BERLIN: Lawyers representing the families of a large group of victims of last year’s Paris Concorde crash said on Thursday they hoped to reach a deal with Air France next month and avoid a damages claim in US courts.
German lawyer Gerhardt Baum, who met other representatives of victims’ relatives in Berlin on Thursday, said that the great majority of their clients were still hopeful for an out-of-court deal.
“An offer is already in front of the lawyers which isorientated to U.S Standards and above all bears in mind the claim to psychological damages which is protected by US law,” Baum’s office said in a statement. “The offers from Air France are being negotiated at present. We expect a conclusion to the negotiations in February.”
Baum, a former German interior minister, said as long as there was hope for an agreement the group of lawyers, who he said together represented 95 percent of the 113 victims of the crash in July, saw no necessity for “a risky, expensive, lengthy” suit in the United States.

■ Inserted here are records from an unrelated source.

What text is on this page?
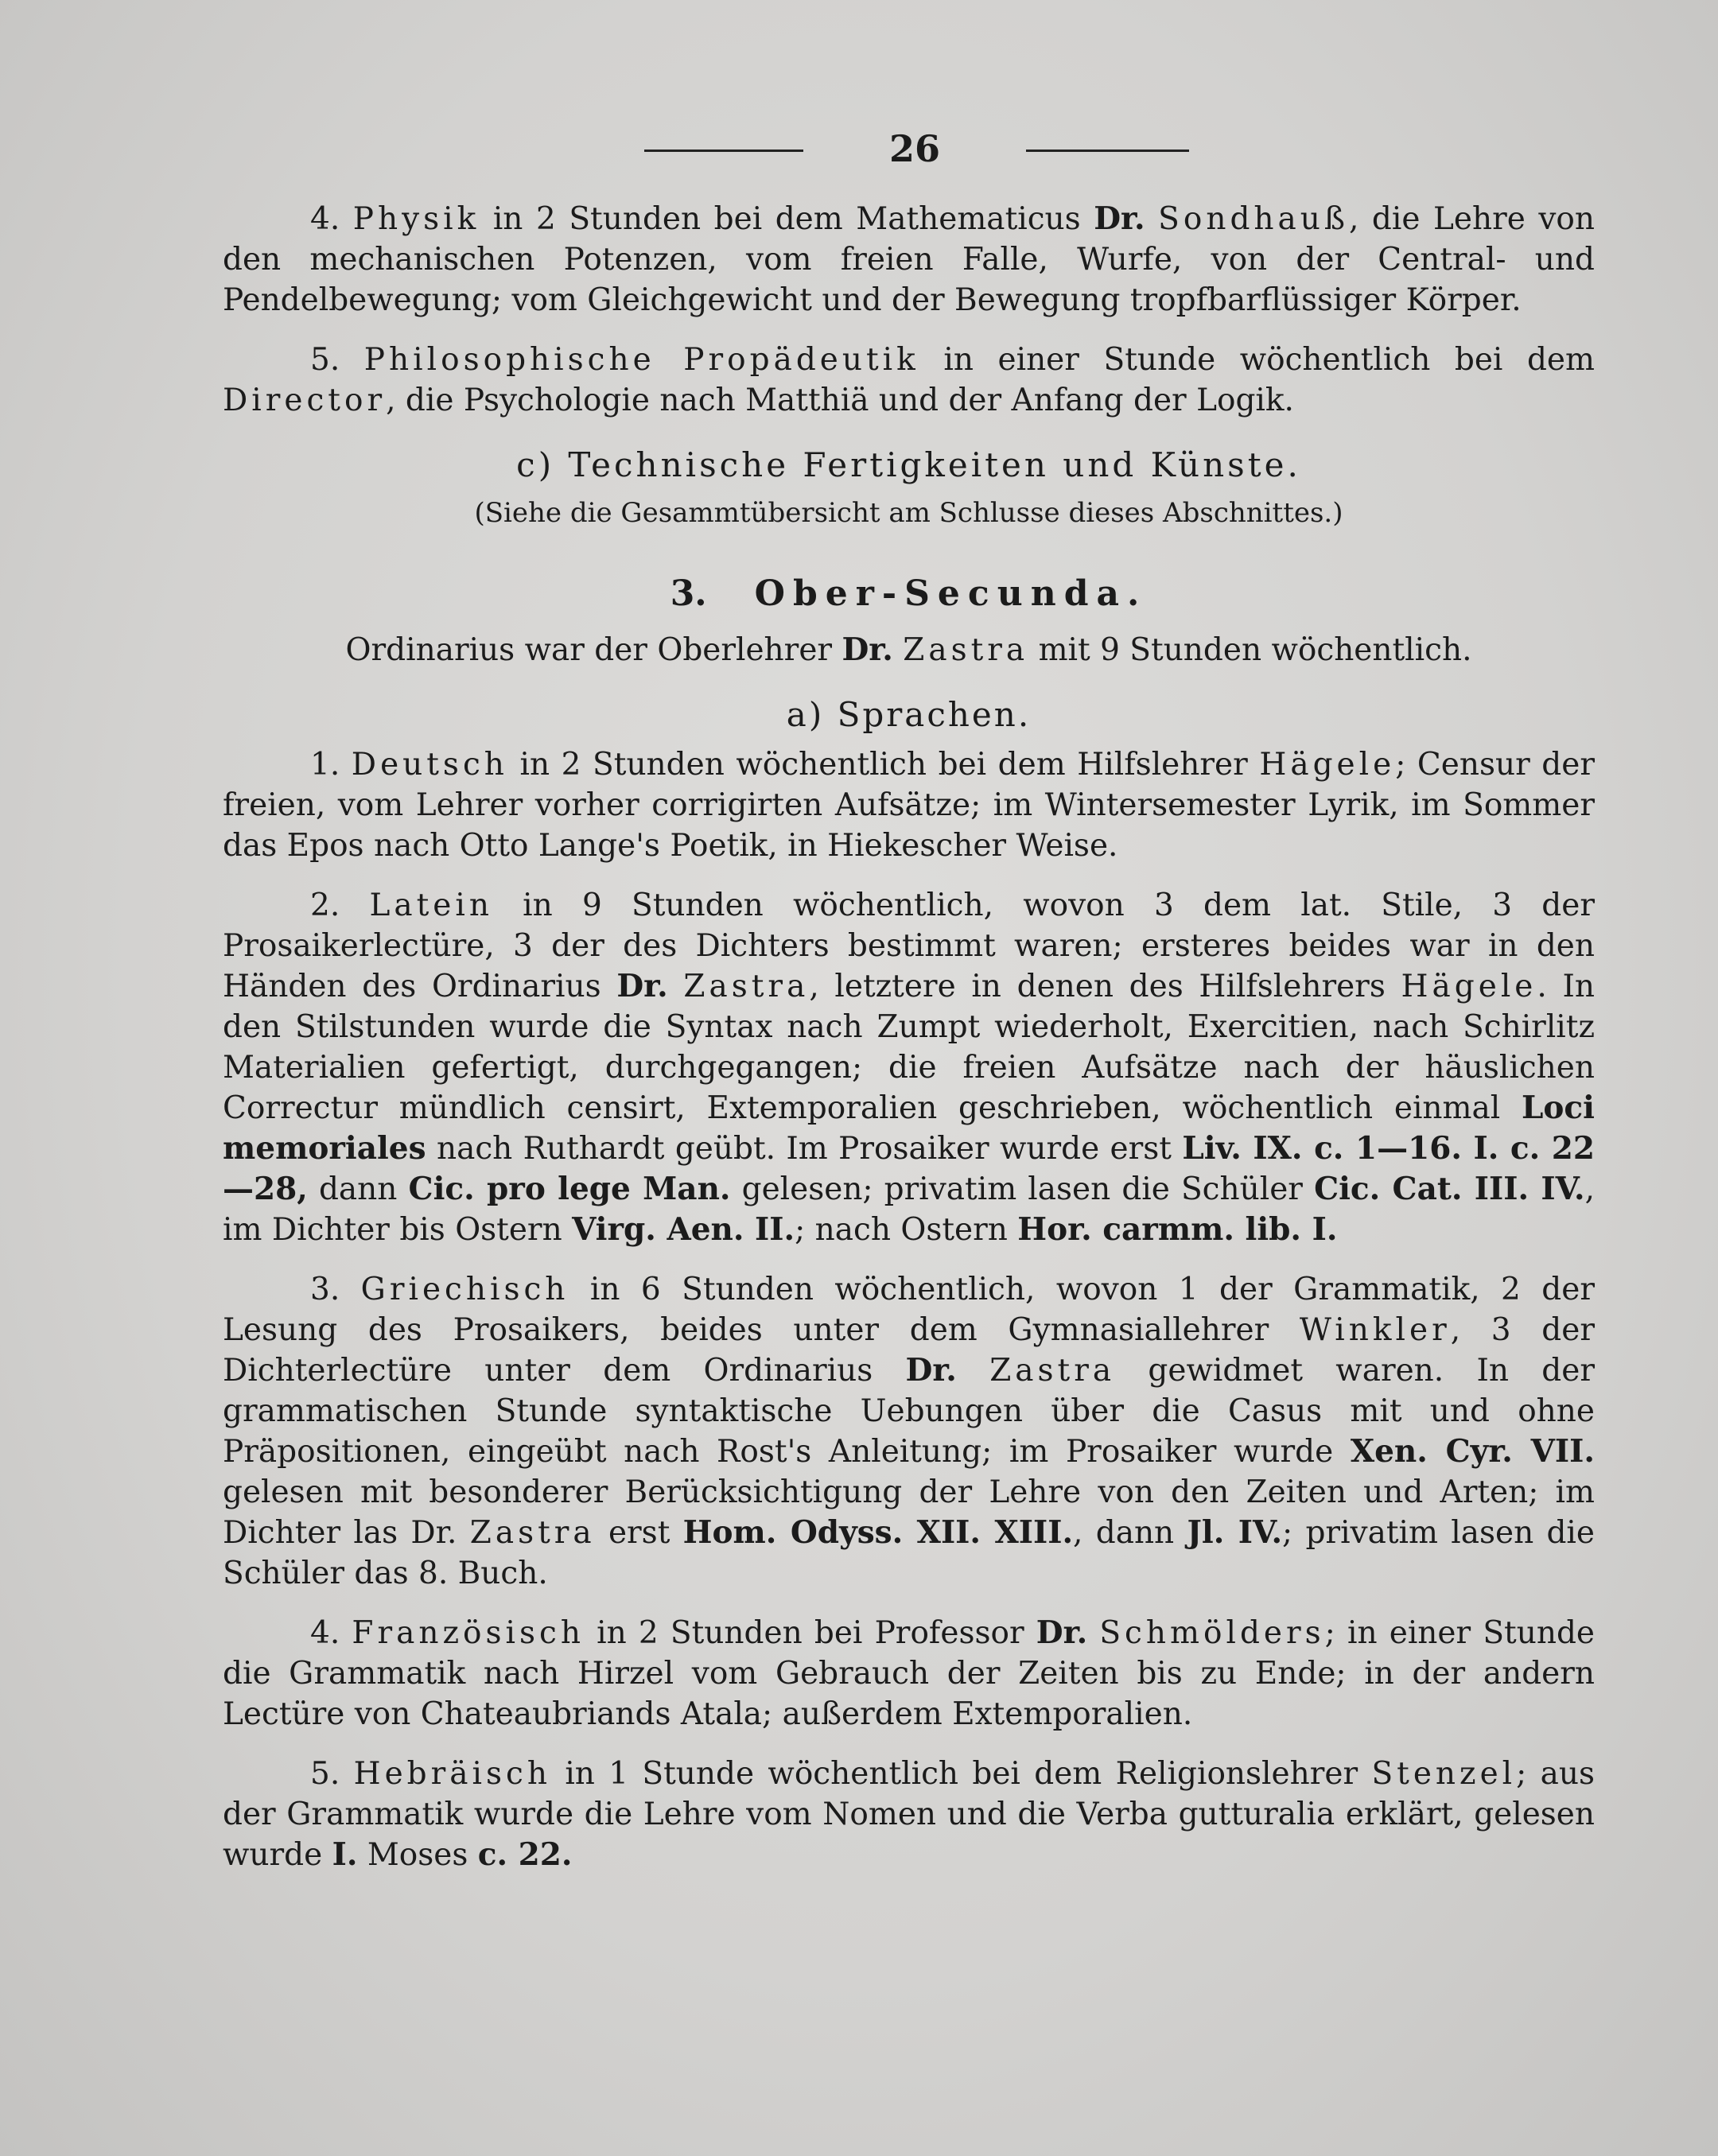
26

4. Physik in 2 Stunden bei dem Mathematicus Dr. Sondhauß, die Lehre von den mechanischen Potenzen, vom freien Falle, Wurfe, von der Central- und Pendelbewegung; vom Gleichgewicht und der Bewegung tropfbarflüssiger Körper.

5. Philosophische Propädeutik in einer Stunde wöchentlich bei dem Director, die Psychologie nach Matthiä und der Anfang der Logik.

c) Technische Fertigkeiten und Künste.
(Siehe die Gesammtübersicht am Schlusse dieses Abschnittes.)
3. Ober-Secunda.
Ordinarius war der Oberlehrer Dr. Zastra mit 9 Stunden wöchentlich.
a) Sprachen.

1. Deutsch in 2 Stunden wöchentlich bei dem Hilfslehrer Hägele; Censur der freien, vom Lehrer vorher corrigirten Aufsätze; im Wintersemester Lyrik, im Sommer das Epos nach Otto Lange's Poetik, in Hiekescher Weise.

2. Latein in 9 Stunden wöchentlich, wovon 3 dem lat. Stile, 3 der Prosaikerlectüre, 3 der des Dichters bestimmt waren; ersteres beides war in den Händen des Ordinarius Dr. Zastra, letztere in denen des Hilfslehrers Hägele. In den Stilstunden wurde die Syntax nach Zumpt wiederholt, Exercitien, nach Schirlitz Materialien gefertigt, durchgegangen; die freien Aufsätze nach der häuslichen Correctur mündlich censirt, Extemporalien geschrieben, wöchentlich einmal Loci memoriales nach Ruthardt geübt. Im Prosaiker wurde erst Liv. IX. c. 1—16. I. c. 22—28, dann Cic. pro lege Man. gelesen; privatim lasen die Schüler Cic. Cat. III. IV., im Dichter bis Ostern Virg. Aen. II.; nach Ostern Hor. carmm. lib. I.

3. Griechisch in 6 Stunden wöchentlich, wovon 1 der Grammatik, 2 der Lesung des Prosaikers, beides unter dem Gymnasiallehrer Winkler, 3 der Dichterlectüre unter dem Ordinarius Dr. Zastra gewidmet waren. In der grammatischen Stunde syntaktische Uebungen über die Casus mit und ohne Präpositionen, eingeübt nach Rost's Anleitung; im Prosaiker wurde Xen. Cyr. VII. gelesen mit besonderer Berücksichtigung der Lehre von den Zeiten und Arten; im Dichter las Dr. Zastra erst Hom. Odyss. XII. XIII., dann Jl. IV.; privatim lasen die Schüler das 8. Buch.

4. Französisch in 2 Stunden bei Professor Dr. Schmölders; in einer Stunde die Grammatik nach Hirzel vom Gebrauch der Zeiten bis zu Ende; in der andern Lectüre von Chateaubriands Atala; außerdem Extemporalien.

5. Hebräisch in 1 Stunde wöchentlich bei dem Religionslehrer Stenzel; aus der Grammatik wurde die Lehre vom Nomen und die Verba gutturalia erklärt, gelesen wurde I. Moses c. 22.
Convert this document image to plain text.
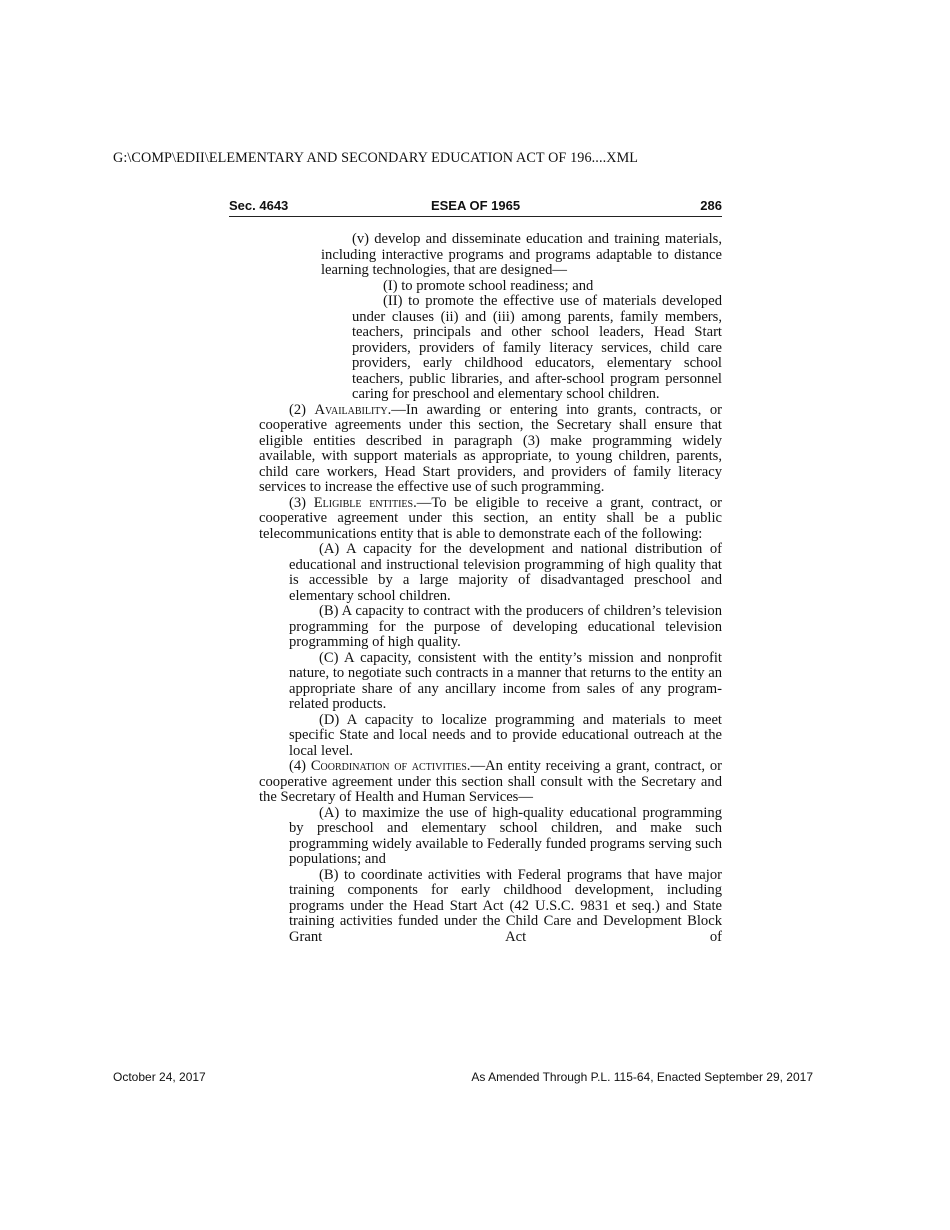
G:\COMP\EDII\ELEMENTARY AND SECONDARY EDUCATION ACT OF 196....XML
Sec. 4643	ESEA OF 1965	286
(v) develop and disseminate education and training materials, including interactive programs and programs adaptable to distance learning technologies, that are designed—
(I) to promote school readiness; and
(II) to promote the effective use of materials developed under clauses (ii) and (iii) among parents, family members, teachers, principals and other school leaders, Head Start providers, providers of family literacy services, child care providers, early childhood educators, elementary school teachers, public libraries, and after-school program personnel caring for preschool and elementary school children.
(2) Availability.—In awarding or entering into grants, contracts, or cooperative agreements under this section, the Secretary shall ensure that eligible entities described in paragraph (3) make programming widely available, with support materials as appropriate, to young children, parents, child care workers, Head Start providers, and providers of family literacy services to increase the effective use of such programming.
(3) Eligible entities.—To be eligible to receive a grant, contract, or cooperative agreement under this section, an entity shall be a public telecommunications entity that is able to demonstrate each of the following:
(A) A capacity for the development and national distribution of educational and instructional television programming of high quality that is accessible by a large majority of disadvantaged preschool and elementary school children.
(B) A capacity to contract with the producers of children’s television programming for the purpose of developing educational television programming of high quality.
(C) A capacity, consistent with the entity’s mission and nonprofit nature, to negotiate such contracts in a manner that returns to the entity an appropriate share of any ancillary income from sales of any program-related products.
(D) A capacity to localize programming and materials to meet specific State and local needs and to provide educational outreach at the local level.
(4) Coordination of activities.—An entity receiving a grant, contract, or cooperative agreement under this section shall consult with the Secretary and the Secretary of Health and Human Services—
(A) to maximize the use of high-quality educational programming by preschool and elementary school children, and make such programming widely available to Federally funded programs serving such populations; and
(B) to coordinate activities with Federal programs that have major training components for early childhood development, including programs under the Head Start Act (42 U.S.C. 9831 et seq.) and State training activities funded under the Child Care and Development Block Grant Act of
October 24, 2017	As Amended Through P.L. 115-64, Enacted September 29, 2017
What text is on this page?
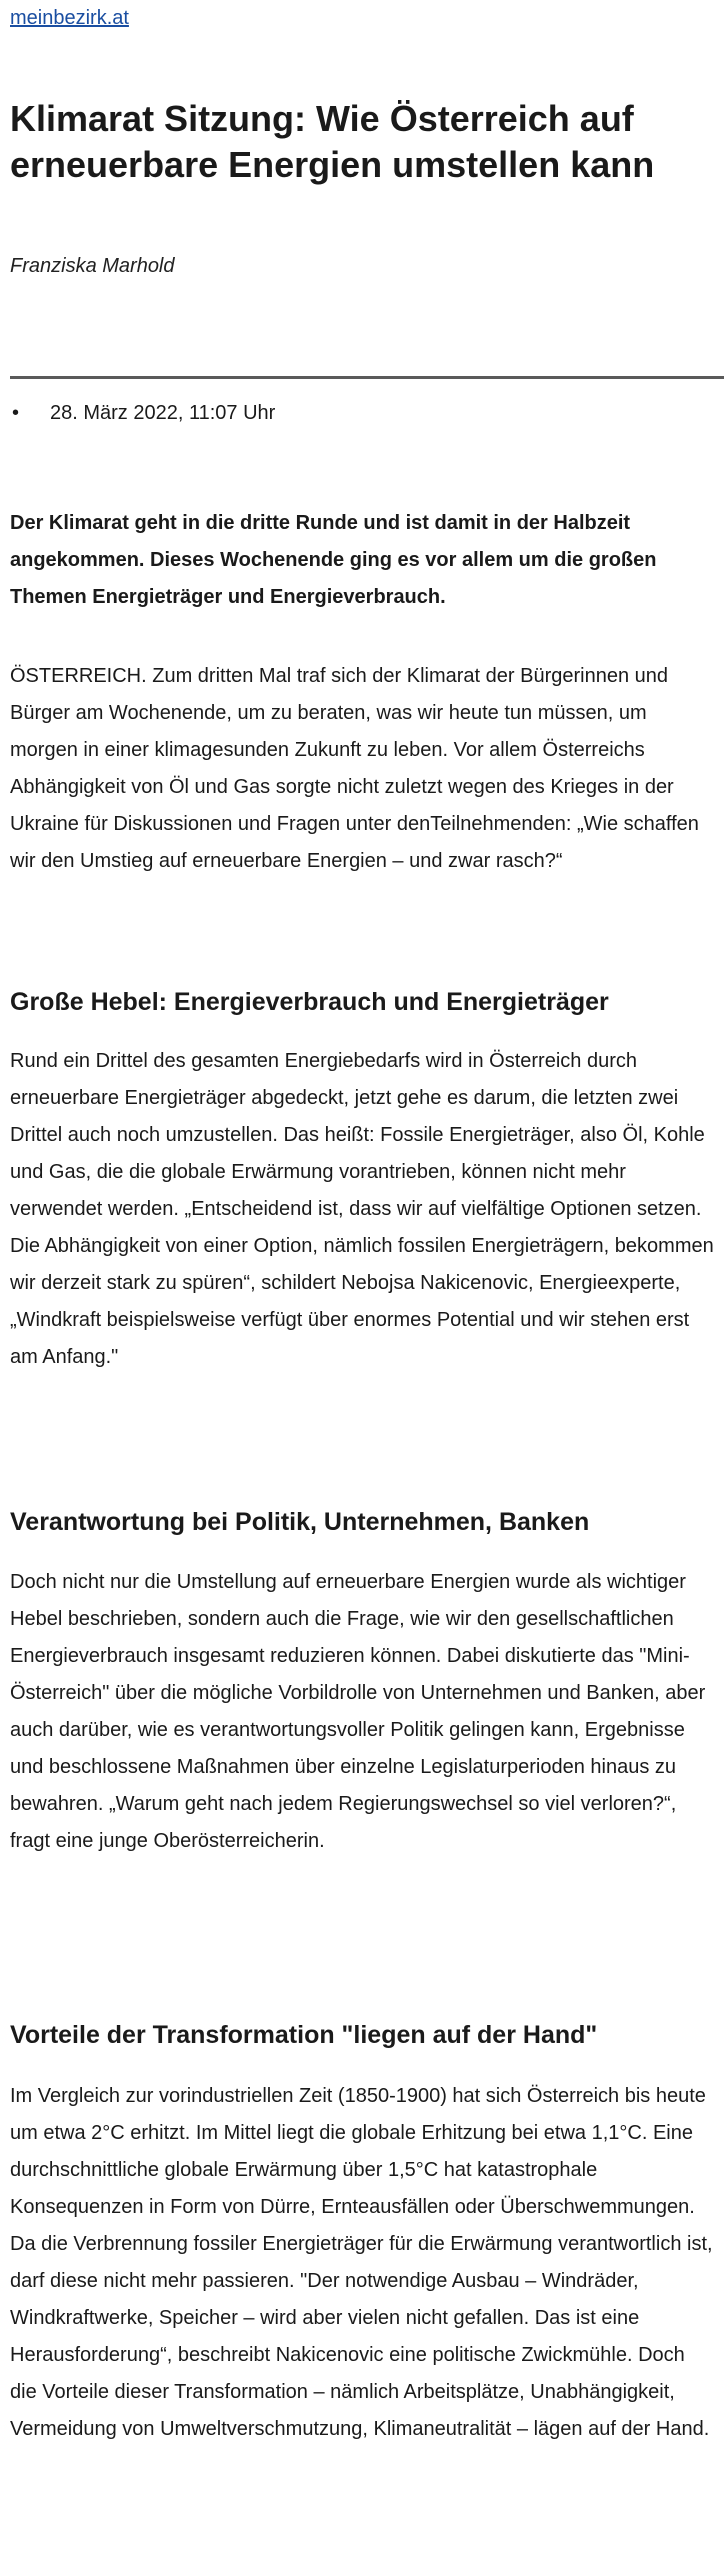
meinbezirk.at
Klimarat Sitzung: Wie Österreich auf erneuerbare Energien umstellen kann
Franziska Marhold
• 28. März 2022, 11:07 Uhr

Der Klimarat geht in die dritte Runde und ist damit in der Halbzeit angekommen. Dieses Wochenende ging es vor allem um die großen Themen Energieträger und Energieverbrauch.

ÖSTERREICH. Zum dritten Mal traf sich der Klimarat der Bürgerinnen und Bürger am Wochenende, um zu beraten, was wir heute tun müssen, um morgen in einer klimagesunden Zukunft zu leben. Vor allem Österreichs Abhängigkeit von Öl und Gas sorgte nicht zuletzt wegen des Krieges in der Ukraine für Diskussionen und Fragen unter denTeilnehmenden: „Wie schaffen wir den Umstieg auf erneuerbare Energien – und zwar rasch?“

Große Hebel: Energieverbrauch und Energieträger

Rund ein Drittel des gesamten Energiebedarfs wird in Österreich durch erneuerbare Energieträger abgedeckt, jetzt gehe es darum, die letzten zwei Drittel auch noch umzustellen. Das heißt: Fossile Energieträger, also Öl, Kohle und Gas, die die globale Erwärmung vorantrieben, können nicht mehr verwendet werden. „Entscheidend ist, dass wir auf vielfältige Optionen setzen. Die Abhängigkeit von einer Option, nämlich fossilen Energieträgern, bekommen wir derzeit stark zu spüren“, schildert Nebojsa Nakicenovic, Energieexperte, „Windkraft beispielsweise verfügt über enormes Potential und wir stehen erst am Anfang."

Verantwortung bei Politik, Unternehmen, Banken

Doch nicht nur die Umstellung auf erneuerbare Energien wurde als wichtiger Hebel beschrieben, sondern auch die Frage, wie wir den gesellschaftlichen Energieverbrauch insgesamt reduzieren können. Dabei diskutierte das "Mini-Österreich" über die mögliche Vorbildrolle von Unternehmen und Banken, aber auch darüber, wie es verantwortungsvoller Politik gelingen kann, Ergebnisse und beschlossene Maßnahmen über einzelne Legislaturperioden hinaus zu bewahren. „Warum geht nach jedem Regierungswechsel so viel verloren?“, fragt eine junge Oberösterreicherin.

Vorteile der Transformation "liegen auf der Hand"

Im Vergleich zur vorindustriellen Zeit (1850-1900) hat sich Österreich bis heute um etwa 2°C erhitzt. Im Mittel liegt die globale Erhitzung bei etwa 1,1°C. Eine durchschnittliche globale Erwärmung über 1,5°C hat katastrophale Konsequenzen in Form von Dürre, Ernteausfällen oder Überschwemmungen. Da die Verbrennung fossiler Energieträger für die Erwärmung verantwortlich ist, darf diese nicht mehr passieren. "Der notwendige Ausbau – Windräder, Windkraftwerke, Speicher – wird aber vielen nicht gefallen. Das ist eine Herausforderung“, beschreibt Nakicenovic eine politische Zwickmühle. Doch die Vorteile dieser Transformation – nämlich Arbeitsplätze, Unabhängigkeit, Vermeidung von Umweltverschmutzung, Klimaneutralität – lägen auf der Hand.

Relatives of three German victims of the crash filed a suit in New York on Tuesday against operator Air France, Continental Airlines Inc., and several manufacturers.
The suit seeks unspecified damages and charges that each company may be partly responsible for the crash that killed all 109 people on board, and four on the ground in a hotel in the suburb of Gonesse, outside Paris.
Filing suit in the United States creates the potential for far greater damage awards than could be expected in Europe. Most of the Concorde passengers were German tourists on the first leg of a Caribbean cruise vacation.
The son of a German man killed in the crash previously filed a suit against Air France, Continental and others in a Miami federal court in September.
French investigators have said the supersonic Concorde rolled over a thin metal strip that dropped on to the runway from a Continental aircraft. A tyre burst, blasting fragments into the fuel tank, which caught fire and caused the fiery crash shortly after takeoff from Charles de Gaulle airport.